Cameron Smith

Personal information
- Born: September 18, 1995 (age 30) Rockford, Illinois, U.S.
- Height: 1.75 m (5 ft 9 in)
- Weight: 60 kg (132 lb)

Sport
- Country: United States
- Sport: Ski mountaineering

= Cameron Smith (ski mountaineer) =

American ski mountaineer (born 1995)

Cameron Smith (born September 18, 1995) is an American ski mountaineer. He will represent the United States at the 2026 Winter Olympics.

==Career==
Smith attended Guilford High School in Rockford, Illinois. After graduating in 2014 he moved to Colorado to attend Western Colorado University and discovered ski mountaineering. He became the first American male to finish in the top of a World Cup race. He also became the first American male to earn a World Cup medal, which he accomplished on January 16, 2022, finishing in third place in the vertical race. He is an eleven-time US Ski Mountaineering national champion, and five-time North American Ski Mountaineering champion.

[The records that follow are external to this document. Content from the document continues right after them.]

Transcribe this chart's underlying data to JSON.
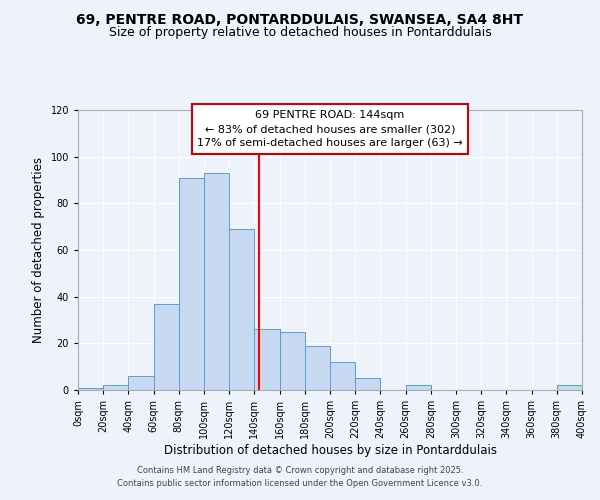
{
  "title1": "69, PENTRE ROAD, PONTARDDULAIS, SWANSEA, SA4 8HT",
  "title2": "Size of property relative to detached houses in Pontarddulais",
  "xlabel": "Distribution of detached houses by size in Pontarddulais",
  "ylabel": "Number of detached properties",
  "bin_edges": [
    0,
    20,
    40,
    60,
    80,
    100,
    120,
    140,
    160,
    180,
    200,
    220,
    240,
    260,
    280,
    300,
    320,
    340,
    360,
    380,
    400
  ],
  "counts": [
    1,
    2,
    6,
    37,
    91,
    93,
    69,
    26,
    25,
    19,
    12,
    5,
    0,
    2,
    0,
    0,
    0,
    0,
    0,
    2
  ],
  "bar_color": "#c6d9f0",
  "bar_edge_color": "#5b9bd5",
  "vline_x": 144,
  "vline_color": "#ff0000",
  "annotation_title": "69 PENTRE ROAD: 144sqm",
  "annotation_line1": "← 83% of detached houses are smaller (302)",
  "annotation_line2": "17% of semi-detached houses are larger (63) →",
  "annotation_box_color": "#ffffff",
  "annotation_box_edge": "#cc0000",
  "ylim": [
    0,
    120
  ],
  "xlim": [
    0,
    400
  ],
  "footer1": "Contains HM Land Registry data © Crown copyright and database right 2025.",
  "footer2": "Contains public sector information licensed under the Open Government Licence v3.0.",
  "bg_color": "#eef2fb",
  "title1_fontsize": 10,
  "title2_fontsize": 9,
  "xlabel_fontsize": 8.5,
  "ylabel_fontsize": 8.5,
  "annotation_fontsize": 8,
  "tick_fontsize": 7
}
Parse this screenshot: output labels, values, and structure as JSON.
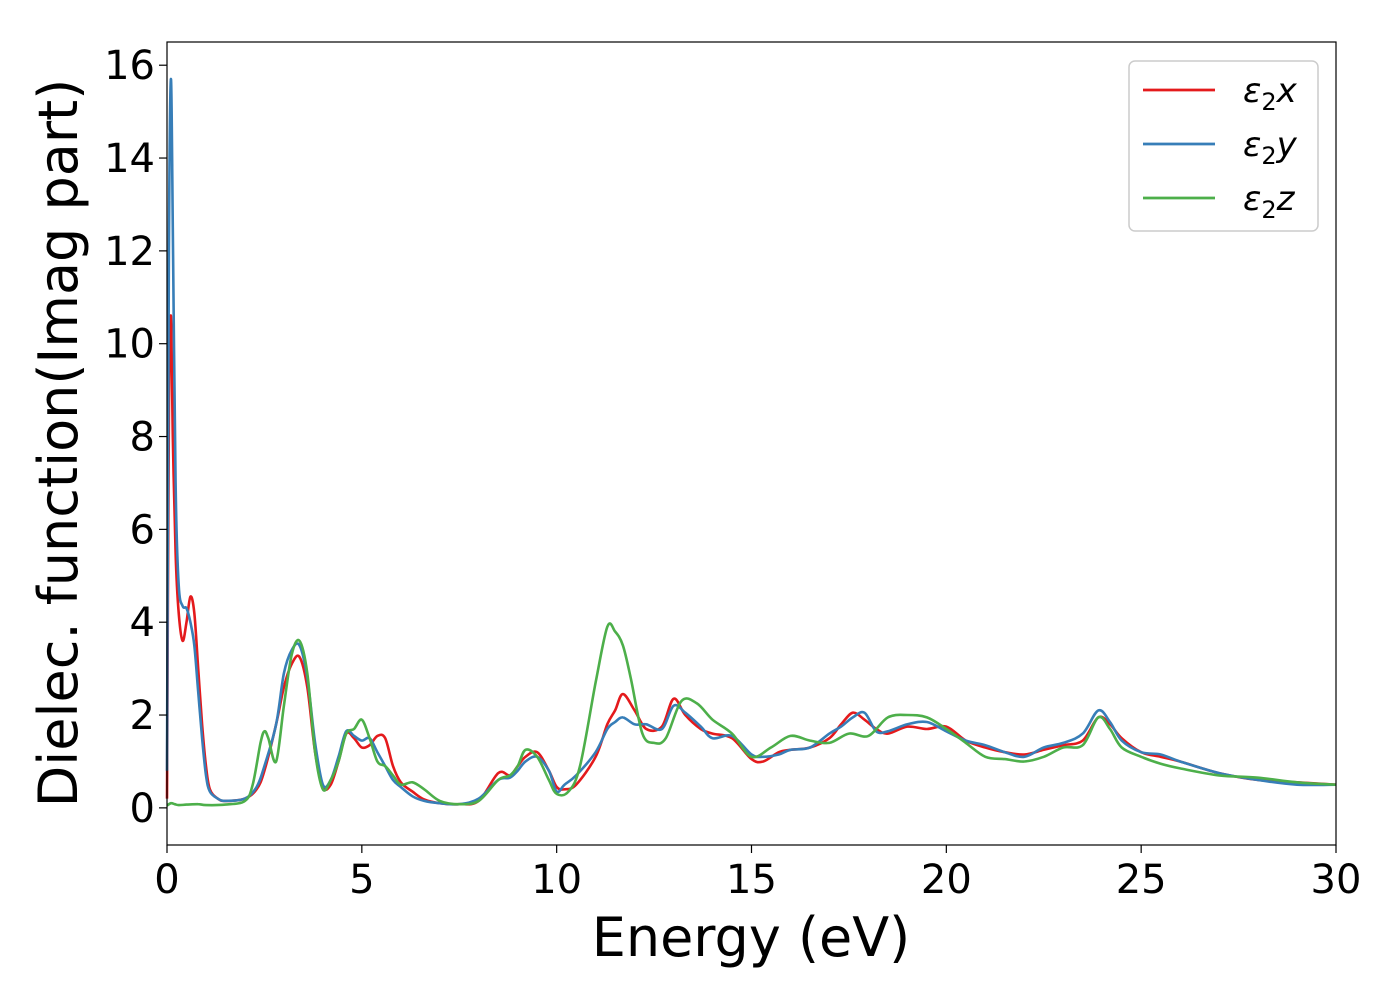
{
  "chart_data": {
    "type": "line",
    "title": "",
    "xlabel": "Energy (eV)",
    "ylabel": "Dielec. function(Imag part)",
    "xlim": [
      0,
      30
    ],
    "ylim": [
      -0.8,
      16.5
    ],
    "xticks": [
      0,
      5,
      10,
      15,
      20,
      25,
      30
    ],
    "yticks": [
      0,
      2,
      4,
      6,
      8,
      10,
      12,
      14,
      16
    ],
    "grid": false,
    "legend_position": "top-right",
    "series": [
      {
        "name": "ε2x",
        "legend_base": "ε",
        "legend_sub": "2",
        "legend_var": "x",
        "color": "#e41a1c",
        "x": [
          0,
          0.05,
          0.1,
          0.15,
          0.22,
          0.3,
          0.4,
          0.5,
          0.6,
          0.7,
          0.8,
          0.9,
          1.0,
          1.1,
          1.3,
          1.5,
          2.0,
          2.3,
          2.5,
          2.8,
          3.0,
          3.2,
          3.4,
          3.6,
          3.8,
          4.0,
          4.2,
          4.4,
          4.6,
          4.8,
          5.0,
          5.2,
          5.4,
          5.6,
          5.8,
          6.0,
          6.3,
          6.6,
          7.0,
          7.5,
          8.0,
          8.5,
          8.8,
          9.0,
          9.2,
          9.5,
          9.8,
          10.0,
          10.2,
          10.5,
          11.0,
          11.3,
          11.5,
          11.7,
          12.0,
          12.3,
          12.7,
          13.0,
          13.3,
          13.7,
          14.0,
          14.5,
          15.0,
          15.3,
          15.7,
          16.0,
          16.5,
          17.0,
          17.3,
          17.6,
          17.9,
          18.2,
          18.5,
          19.0,
          19.5,
          20.0,
          20.5,
          21.0,
          21.5,
          22.0,
          22.5,
          23.0,
          23.5,
          23.9,
          24.2,
          24.5,
          25.0,
          25.5,
          26.0,
          27.0,
          28.0,
          29.0,
          30.0
        ],
        "y": [
          0.2,
          8.5,
          10.6,
          8.0,
          5.5,
          4.2,
          3.6,
          4.0,
          4.55,
          4.2,
          3.0,
          1.8,
          0.9,
          0.4,
          0.2,
          0.15,
          0.2,
          0.4,
          0.8,
          1.8,
          2.6,
          3.1,
          3.25,
          2.6,
          1.2,
          0.45,
          0.5,
          1.0,
          1.6,
          1.5,
          1.3,
          1.35,
          1.55,
          1.5,
          0.9,
          0.55,
          0.35,
          0.18,
          0.1,
          0.08,
          0.15,
          0.75,
          0.7,
          0.9,
          1.1,
          1.2,
          0.8,
          0.45,
          0.4,
          0.5,
          1.1,
          1.8,
          2.1,
          2.45,
          2.1,
          1.7,
          1.75,
          2.35,
          2.0,
          1.7,
          1.6,
          1.5,
          1.05,
          1.0,
          1.2,
          1.25,
          1.3,
          1.5,
          1.8,
          2.05,
          1.9,
          1.7,
          1.6,
          1.75,
          1.7,
          1.75,
          1.45,
          1.3,
          1.2,
          1.15,
          1.25,
          1.35,
          1.45,
          1.95,
          1.8,
          1.5,
          1.2,
          1.1,
          1.0,
          0.75,
          0.6,
          0.55,
          0.5
        ]
      },
      {
        "name": "ε2y",
        "legend_base": "ε",
        "legend_sub": "2",
        "legend_var": "y",
        "color": "#377eb8",
        "x": [
          0,
          0.05,
          0.1,
          0.15,
          0.22,
          0.3,
          0.4,
          0.5,
          0.6,
          0.7,
          0.8,
          0.9,
          1.0,
          1.1,
          1.3,
          1.5,
          2.0,
          2.3,
          2.5,
          2.8,
          3.0,
          3.2,
          3.4,
          3.6,
          3.8,
          4.0,
          4.2,
          4.4,
          4.6,
          4.8,
          5.0,
          5.2,
          5.4,
          5.6,
          5.8,
          6.0,
          6.3,
          6.6,
          7.0,
          7.5,
          8.0,
          8.5,
          8.8,
          9.0,
          9.2,
          9.5,
          9.8,
          10.0,
          10.2,
          10.5,
          11.0,
          11.3,
          11.5,
          11.7,
          12.0,
          12.3,
          12.7,
          13.0,
          13.3,
          13.7,
          14.0,
          14.5,
          15.0,
          15.3,
          15.7,
          16.0,
          16.5,
          17.0,
          17.3,
          17.6,
          17.9,
          18.2,
          18.5,
          19.0,
          19.5,
          20.0,
          20.5,
          21.0,
          21.5,
          22.0,
          22.5,
          23.0,
          23.5,
          23.9,
          24.2,
          24.5,
          25.0,
          25.5,
          26.0,
          27.0,
          28.0,
          29.0,
          30.0
        ],
        "y": [
          0.8,
          12.0,
          15.7,
          12.5,
          7.0,
          4.8,
          4.35,
          4.3,
          4.0,
          3.5,
          2.5,
          1.5,
          0.7,
          0.35,
          0.2,
          0.15,
          0.2,
          0.45,
          0.9,
          1.8,
          2.9,
          3.4,
          3.5,
          2.8,
          1.4,
          0.5,
          0.6,
          1.1,
          1.65,
          1.55,
          1.45,
          1.5,
          1.2,
          0.9,
          0.6,
          0.45,
          0.25,
          0.15,
          0.1,
          0.08,
          0.2,
          0.6,
          0.65,
          0.8,
          1.0,
          1.1,
          0.8,
          0.35,
          0.5,
          0.7,
          1.2,
          1.7,
          1.85,
          1.95,
          1.8,
          1.8,
          1.7,
          2.2,
          2.05,
          1.75,
          1.5,
          1.55,
          1.15,
          1.1,
          1.15,
          1.25,
          1.3,
          1.6,
          1.75,
          1.95,
          2.05,
          1.65,
          1.65,
          1.8,
          1.85,
          1.65,
          1.45,
          1.35,
          1.2,
          1.1,
          1.3,
          1.4,
          1.6,
          2.1,
          1.85,
          1.45,
          1.2,
          1.15,
          1.0,
          0.75,
          0.6,
          0.5,
          0.5
        ]
      },
      {
        "name": "ε2z",
        "legend_base": "ε",
        "legend_sub": "2",
        "legend_var": "z",
        "color": "#4daf4a",
        "x": [
          0,
          0.1,
          0.2,
          0.3,
          0.5,
          0.8,
          1.0,
          1.5,
          2.0,
          2.2,
          2.4,
          2.5,
          2.6,
          2.8,
          3.0,
          3.2,
          3.4,
          3.6,
          3.8,
          4.0,
          4.2,
          4.4,
          4.6,
          4.8,
          5.0,
          5.2,
          5.4,
          5.6,
          5.8,
          6.0,
          6.3,
          6.6,
          7.0,
          7.5,
          8.0,
          8.5,
          8.8,
          9.0,
          9.2,
          9.5,
          9.8,
          10.0,
          10.3,
          10.6,
          11.0,
          11.3,
          11.5,
          11.7,
          11.9,
          12.2,
          12.5,
          12.8,
          13.2,
          13.6,
          14.0,
          14.5,
          15.0,
          15.5,
          16.0,
          16.5,
          17.0,
          17.5,
          18.0,
          18.5,
          19.0,
          19.5,
          20.0,
          20.5,
          21.0,
          21.5,
          22.0,
          22.5,
          23.0,
          23.5,
          23.9,
          24.2,
          24.5,
          25.0,
          25.5,
          26.0,
          27.0,
          28.0,
          29.0,
          30.0
        ],
        "y": [
          0.05,
          0.1,
          0.08,
          0.06,
          0.07,
          0.08,
          0.06,
          0.07,
          0.15,
          0.5,
          1.4,
          1.65,
          1.5,
          1.0,
          2.2,
          3.3,
          3.6,
          2.9,
          1.2,
          0.4,
          0.6,
          1.0,
          1.6,
          1.7,
          1.9,
          1.5,
          1.0,
          0.9,
          0.7,
          0.5,
          0.55,
          0.4,
          0.15,
          0.08,
          0.15,
          0.6,
          0.7,
          0.9,
          1.25,
          1.1,
          0.6,
          0.3,
          0.35,
          0.9,
          2.7,
          3.9,
          3.8,
          3.5,
          2.8,
          1.6,
          1.4,
          1.5,
          2.3,
          2.25,
          1.9,
          1.6,
          1.1,
          1.3,
          1.55,
          1.45,
          1.4,
          1.6,
          1.55,
          1.95,
          2.0,
          1.95,
          1.7,
          1.4,
          1.1,
          1.05,
          1.0,
          1.1,
          1.3,
          1.35,
          1.95,
          1.7,
          1.3,
          1.1,
          0.95,
          0.85,
          0.7,
          0.65,
          0.55,
          0.5
        ]
      }
    ]
  }
}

During the opening race of the 2025–26 ISMF Ski Mountaineering World Cup on December 6, 2025, he finished in first place in the mixed relay, along with Anna Gibson. They became the first American team in World Cup history to medal in the event. With the win, they earned an Olympic quota spot and qualified to represent the United States at the 2026 Winter Olympics.